Lo ocurrido en la fábrica de cigarros Ramiro Lavandero, de Ranchuelo, devino una respuesta lógica de los consumidores que ante la mala calidad de su marca Criollo lo dejaron de consumir en gran medida y, consecuentemente, eso ocasionó una afectación económica.
La realidad llegó al extremo de que hubo que paralizar la producción durante un mes entre junio y julio, luego reducir el horario de producción hasta noviembre, y que empezó con dos turnos de ocho horas.
Paralelamente se redujo la fuerza laboral contratada, desactivaron máquinas ineficientes, a la vez que intensificaron el mantenimiento en el resto de la infraestructura destinada a la elaboración.
El origen resultó la acumulación de importantes cantidades de cigarros Criollo durante más de un año en los almacenes de las empresas encargadas de la comercialización, por su escasa venta.
La médula de esa circunstancia, más allá de problemas que influyeron en el deterioro de la confección, está básicamente en la infraestructura obsoleta de la fábrica y, como si fuera poco, desprovista de piezas de repuesto que funcionan, en gran medida, gracias a los innovadores.
Para tratar de sobrepasar ese trance se llegó a la conclusión de dejar de fabricar el Criollo, medida comprensible por la pésima fama que tenía, y volver de nuevo a la marca Popular, con la utilización de una picadura de tabaco de mayor calidad y un riguroso seguimiento de los parámetros de calidad.
En realidad lo que pide a gritos desde hace rato la Ramiro Lavandero, la emblemática fábrica que lleva años languideciendo, resulta un cambio tecnológico de raíz.
Hay que reconocer que el problema con la calidad de la producción tampoco tiene el sello del ayer, aunque fue ahora cuando hizo la peor crisis. ¿Por qué? Simplemente por la variedad de cigarrillos que existen en el mercado, liderados por su calidad por los de la empresa mixta BrasCuba y el Criollo de Holguín.
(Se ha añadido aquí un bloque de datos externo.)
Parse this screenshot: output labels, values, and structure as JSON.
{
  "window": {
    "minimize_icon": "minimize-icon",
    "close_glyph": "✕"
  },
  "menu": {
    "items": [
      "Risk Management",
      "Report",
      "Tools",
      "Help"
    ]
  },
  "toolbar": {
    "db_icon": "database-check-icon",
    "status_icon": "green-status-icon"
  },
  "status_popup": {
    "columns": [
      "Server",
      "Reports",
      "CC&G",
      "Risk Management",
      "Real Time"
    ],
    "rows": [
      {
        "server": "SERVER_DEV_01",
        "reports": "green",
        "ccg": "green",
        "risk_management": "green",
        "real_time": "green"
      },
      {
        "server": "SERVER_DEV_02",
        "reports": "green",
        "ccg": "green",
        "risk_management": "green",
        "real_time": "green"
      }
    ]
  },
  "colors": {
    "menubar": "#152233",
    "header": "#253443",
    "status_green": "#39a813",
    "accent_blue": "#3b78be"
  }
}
Cuando hay dónde escoger un producto a igual precio o, incluso, un poco más caro, el de mejores virtudes se impone.
La variedad de una misma oferta es una importantísima protección al consumidor en cualquier mercado sin necesidad de tener que recurrir a ejércitos de inspectores que, en definitiva, al menos en nuestra geografía no han podido evitar del todo los desmanes en la elaboración.
Para vender, en última instancia, el de menor cualidad tiene que cotizarse a una cuantía más baja; si no inexorablemente quiebra.
Muchos ejemplos se pueden poner de mercancías que a pesar de una cotización alta en moneda nacional carecen de una adecuada calidad sin que ocurra nada.
Salva a los productos el hecho de que el consumidor, sin otra alternativa para donde virarse, porque el bolsillo no le alcanza para más, termina adquiriéndolos estén buenos, regulares o malos.
Para colmo, si un inspector impone una multa debido a que una mercancía, aunque apta para ingerir, carece de los parámetros establecidos, continúa su venta al precio original.
Más claro ni el agua. Esa regla protege realmente a la empresa comercializadora y al fabricante, pues la insuficiente calidad por adulteración o desatinos en la elaboración jamás les causa pérdidas económicas. Los clientes increíblemente les sufragan las chapucerías o las triquiñuelas que se realizan con fines de lucro en la red comercial.
Otro gallo cantaría si el inspector, además de la imposición de una multa o medida disciplinaria de más envergadura, de inmediato decretara una reducción en el precio de venta, lo que implicaría una merma en las ganancias y una inevitable afectación económica al proveedor y comercializador.
¿Qué pasaría, por ejemplo, si los embutidos, el puré de tomate, las mayonesas, los quesos, los dulces, las galletas, y hasta los chícharos… comercializados en cuc se vendieran a un precio más asequible a las grandes mayorías o a igual valor que el resto de los vendidos en moneda nacional?
Obvio, se dispararía la compra de aquellos de mayor calidad y el resto sufrirían una descomercialización, lo cual obligaría, irremediablemente, a mejorarlos o disminuir su precio. O quebrarían los fabricantes.
El desvarío tampoco está en que haya mercancías de élite que cuesten muchísimo más, sino en que las que están al alcance de los bolsillos de las grandes mayorías tengan la debida calidad.
Si hacía falta un botón de muestra para remarcar la vital trascendencia que juega la variedad en la protección del consumidor, el de la fábrica de cigarro villaclareña resulta contundente, y sería bueno que los encargados de abastecer los mercados se miraran en ese espejo, porque también su día tiene que acabar de llegarles. Tiempo al tiempo.